Şimdi biz Kırsal Kalkınma Daire Başkanımız vasıtasıyla büyük bir çalışma başlattık, insanları üret teşvik etmek için ve başarılı olduğumuza inanıyorum. Beş yıl içerisinde verdiğimiz destek 880 milyon lira yani bir milyara yakın destek olduk. Bizim kendi bütçemize göre ancak bu kadar yaptık. Fakat pandemi dönemi ve arkasından gelen ekonomik sıkıntılar gösterdi ki bizim daha fazla destek olmamız lazım. Benim bir projem vardı. Köylere güneş enerjisi götürmek. Şimdi köylere güneş enerjisini götürdüğü zaman yönetmeliğe göre şöyle bir şey var; herkes kendi evinin üstüne yapabiliyor. Ben de köylerin birçoğuna köye ortak mal olarak bir taneyi koyalım. Bütün köylü oradan yararlansın dedim. Şu andaki yönetmeliğe göre uygun değil. Enerji Piyasası Düzenleme Kurulu’na bunu düzenleyin diye yazdık. Cevap dahi yazmadılar. Ve sözümüzü tutmak için seçtiğimiz birkaç tane köyde en azından vatandaş görsün diye bazı yerlerin üzerine koyduk. Daire başkanımıza talimat verdim, sulama kooperatiflerin de enerjisine ayrıca destek olacağız. Onda yasal bir engel yok.

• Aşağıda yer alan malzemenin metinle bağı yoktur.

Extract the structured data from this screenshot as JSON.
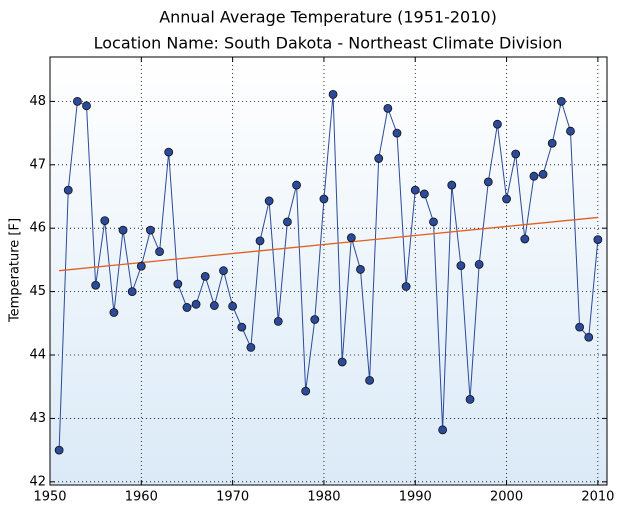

“YETER Kİ ANKARA’NIN KIRSALINDA ÜRETİMLERE BAŞLANSIN. BİZ SONUNA KADAR DESTEK OLACAĞIZ”
Şunu bilmenizi isterim; kooperatifleri çoğaltırsanız sadece tarımsal değil özellikle yöresel ürünlerle ilgili kooperatifler şimdi çok değerlendi. Yeter ki Ankara’nın kırsalında bu tür üretimlere başlansın, biz sonuna kadar destek olacağız. Evvelsi gün Elmadağ Belediye Başkanı’yla beraberdik. Onların da kendine has ekmeği var. Halk ekmek üzerinden satıyorlar ve yetiştiremiyorlar. Kent konseyi başkanımızın söylediği gibi Türkiye’de ilk defa Beypazarı’nın belediye başkanıyken kendi yerel ürünlerimize coğrafi işaret için ben başvurdum. Sizler de kendi bulunduğunuz bölgelerde yöreye has ürünler için coğrafi işaretlere de başvurabilirsiniz. Biz bunları değerlendirmeye hazırız. Sadece tarımsal üretimde değil, hayvancılıkla, yöresel ürünlerin satılmasında öncülük etmeye hazırız. Ne kadar çok üretirseniz, çoluğunuz çocuğunuz, bu işte uğraşırsa bana bir tane öz geçmiş az gelir. Ankara Büyükşehir Belediyesi olarak daha fazla destek olmak suretiyle inşallah hep birlikte bu işi başaracağız.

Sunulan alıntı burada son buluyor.